Linux 2.6.35 also fully supports a feature called Turbo Core that allows some of the six-core processors AMD introduced several weeks ago to increase the frequency of individual cores when at least three of the cores are sleeping. Procfs enables users to detect the existence of Turbo Core CPUs; the frequency enhancement feature can be disabled via Sysfs if required. These measures will soon conclude the saga about Turbo Core performance issues, after stable kernel versions 220.127.116.11, 18.104.22.168 and 2.6.34 already introduced corrections which at least allowed AMD's six-core processors to reach nominal speeds.
The most important KVM virtualisation advancements are mentioned in Avi Kivity's Git-Pull request: A PPC64 port, improvements to the timer code, lots of work to the emulator code, and features that allow KVM guest systems to be analysed from the host via "perf". The developers made tons of further changes to the tracing and performance monitoring infrastructures to add support, for instance, for the monitoring functions offered in older Pentium 4 CPUs (1, 2) and for Intel's "Precise Event Based Sampling" (PEBS), which allows information about individual memory sectors to be retrieved.
The new ramoops driver, which saves information about errors in non-volatile memory, can help developers with their error analysis.

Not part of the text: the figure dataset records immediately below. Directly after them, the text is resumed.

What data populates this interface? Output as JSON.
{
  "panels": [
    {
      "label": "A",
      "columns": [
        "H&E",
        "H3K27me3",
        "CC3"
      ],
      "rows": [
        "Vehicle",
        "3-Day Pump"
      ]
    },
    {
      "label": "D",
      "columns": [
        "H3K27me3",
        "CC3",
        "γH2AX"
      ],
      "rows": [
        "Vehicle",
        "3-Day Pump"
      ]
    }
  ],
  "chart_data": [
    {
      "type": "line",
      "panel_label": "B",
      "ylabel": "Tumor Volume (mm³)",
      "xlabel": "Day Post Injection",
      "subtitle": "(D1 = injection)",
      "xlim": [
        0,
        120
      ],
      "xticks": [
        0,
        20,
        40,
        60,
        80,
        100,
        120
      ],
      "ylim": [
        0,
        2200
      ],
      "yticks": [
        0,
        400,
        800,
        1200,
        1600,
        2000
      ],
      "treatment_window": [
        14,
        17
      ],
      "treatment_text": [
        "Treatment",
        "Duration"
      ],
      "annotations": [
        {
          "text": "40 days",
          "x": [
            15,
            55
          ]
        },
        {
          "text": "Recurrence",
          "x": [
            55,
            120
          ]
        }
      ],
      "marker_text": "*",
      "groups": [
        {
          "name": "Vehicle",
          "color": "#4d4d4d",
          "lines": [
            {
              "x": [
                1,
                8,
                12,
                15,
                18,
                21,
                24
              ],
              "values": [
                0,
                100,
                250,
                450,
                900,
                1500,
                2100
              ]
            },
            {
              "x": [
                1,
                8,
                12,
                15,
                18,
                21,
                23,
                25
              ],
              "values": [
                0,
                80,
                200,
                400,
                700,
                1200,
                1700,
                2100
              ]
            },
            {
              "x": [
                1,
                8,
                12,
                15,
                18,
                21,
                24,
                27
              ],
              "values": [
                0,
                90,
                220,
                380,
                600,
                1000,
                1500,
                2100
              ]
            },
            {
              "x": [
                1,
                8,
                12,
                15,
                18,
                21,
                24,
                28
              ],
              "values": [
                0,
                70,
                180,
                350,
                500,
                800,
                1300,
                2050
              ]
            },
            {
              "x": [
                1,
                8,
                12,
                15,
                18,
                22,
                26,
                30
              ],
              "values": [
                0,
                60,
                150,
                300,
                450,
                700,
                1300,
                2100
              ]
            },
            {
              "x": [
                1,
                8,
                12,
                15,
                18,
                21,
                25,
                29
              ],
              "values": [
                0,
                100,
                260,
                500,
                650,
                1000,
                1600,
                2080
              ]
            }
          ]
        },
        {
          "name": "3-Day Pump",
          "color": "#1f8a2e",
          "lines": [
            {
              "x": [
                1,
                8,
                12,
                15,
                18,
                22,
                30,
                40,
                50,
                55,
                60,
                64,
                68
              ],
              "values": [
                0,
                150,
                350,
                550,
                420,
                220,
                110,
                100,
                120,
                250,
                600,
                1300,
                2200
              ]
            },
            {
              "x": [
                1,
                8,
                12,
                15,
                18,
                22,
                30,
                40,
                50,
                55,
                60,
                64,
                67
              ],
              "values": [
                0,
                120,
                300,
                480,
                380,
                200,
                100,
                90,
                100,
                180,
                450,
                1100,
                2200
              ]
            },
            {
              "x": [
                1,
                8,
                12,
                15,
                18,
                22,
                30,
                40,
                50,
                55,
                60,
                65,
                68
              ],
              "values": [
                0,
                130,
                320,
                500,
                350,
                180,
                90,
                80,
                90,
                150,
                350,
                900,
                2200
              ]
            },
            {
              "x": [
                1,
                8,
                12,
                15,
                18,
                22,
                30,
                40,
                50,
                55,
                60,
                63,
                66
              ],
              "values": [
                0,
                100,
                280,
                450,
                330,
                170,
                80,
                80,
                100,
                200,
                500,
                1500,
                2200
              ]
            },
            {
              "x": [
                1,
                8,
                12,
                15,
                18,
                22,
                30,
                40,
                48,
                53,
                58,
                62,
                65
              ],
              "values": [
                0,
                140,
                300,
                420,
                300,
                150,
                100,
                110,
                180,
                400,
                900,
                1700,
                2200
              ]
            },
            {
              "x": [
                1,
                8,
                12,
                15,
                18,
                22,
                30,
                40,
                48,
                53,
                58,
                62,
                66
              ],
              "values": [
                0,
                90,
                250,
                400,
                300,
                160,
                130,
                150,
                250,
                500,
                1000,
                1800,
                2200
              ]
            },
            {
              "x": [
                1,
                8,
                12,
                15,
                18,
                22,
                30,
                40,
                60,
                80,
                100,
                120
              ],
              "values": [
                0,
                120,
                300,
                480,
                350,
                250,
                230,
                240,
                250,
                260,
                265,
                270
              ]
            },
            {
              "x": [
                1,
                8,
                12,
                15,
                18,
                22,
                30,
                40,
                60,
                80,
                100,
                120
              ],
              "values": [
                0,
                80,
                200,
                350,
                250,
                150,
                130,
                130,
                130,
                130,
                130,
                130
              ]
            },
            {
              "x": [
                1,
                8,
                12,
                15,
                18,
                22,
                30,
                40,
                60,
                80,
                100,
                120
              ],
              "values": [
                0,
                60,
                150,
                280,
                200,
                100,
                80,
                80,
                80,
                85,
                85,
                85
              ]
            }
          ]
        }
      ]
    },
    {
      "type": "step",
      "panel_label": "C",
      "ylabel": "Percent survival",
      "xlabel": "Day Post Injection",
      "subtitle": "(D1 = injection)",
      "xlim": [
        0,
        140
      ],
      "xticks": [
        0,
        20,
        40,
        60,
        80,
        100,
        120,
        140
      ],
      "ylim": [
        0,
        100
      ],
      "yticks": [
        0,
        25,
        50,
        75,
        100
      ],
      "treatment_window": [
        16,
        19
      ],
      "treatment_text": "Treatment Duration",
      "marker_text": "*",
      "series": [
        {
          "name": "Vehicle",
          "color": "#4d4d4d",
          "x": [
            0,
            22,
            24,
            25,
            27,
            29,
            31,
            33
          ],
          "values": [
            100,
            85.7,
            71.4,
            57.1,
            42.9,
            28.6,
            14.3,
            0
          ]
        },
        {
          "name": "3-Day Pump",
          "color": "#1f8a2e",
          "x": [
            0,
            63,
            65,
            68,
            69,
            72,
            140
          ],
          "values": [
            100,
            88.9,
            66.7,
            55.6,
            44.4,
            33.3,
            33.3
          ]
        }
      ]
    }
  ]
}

After several attempts, the Kdb kernel debugger has now been added to the kernel (1, 2, documentation). Its code is based on version 4.4 of SGI's Kdb, and its functionality is slightly different from that of the kgdb debugging feature integrated in the kernel quite a while ago. Kgdb requires a second system and its code was merged with the Kdb code in various places. Further details about Kdb are to be found in an article on LWN.net, in the documentation provided by the developer at kernel.org, and in the two Git-Pull requests (1, 2); in the first request it says the developer still hopes to integrate the KMS-Kdb patches into 2.6.35, which didn't happen.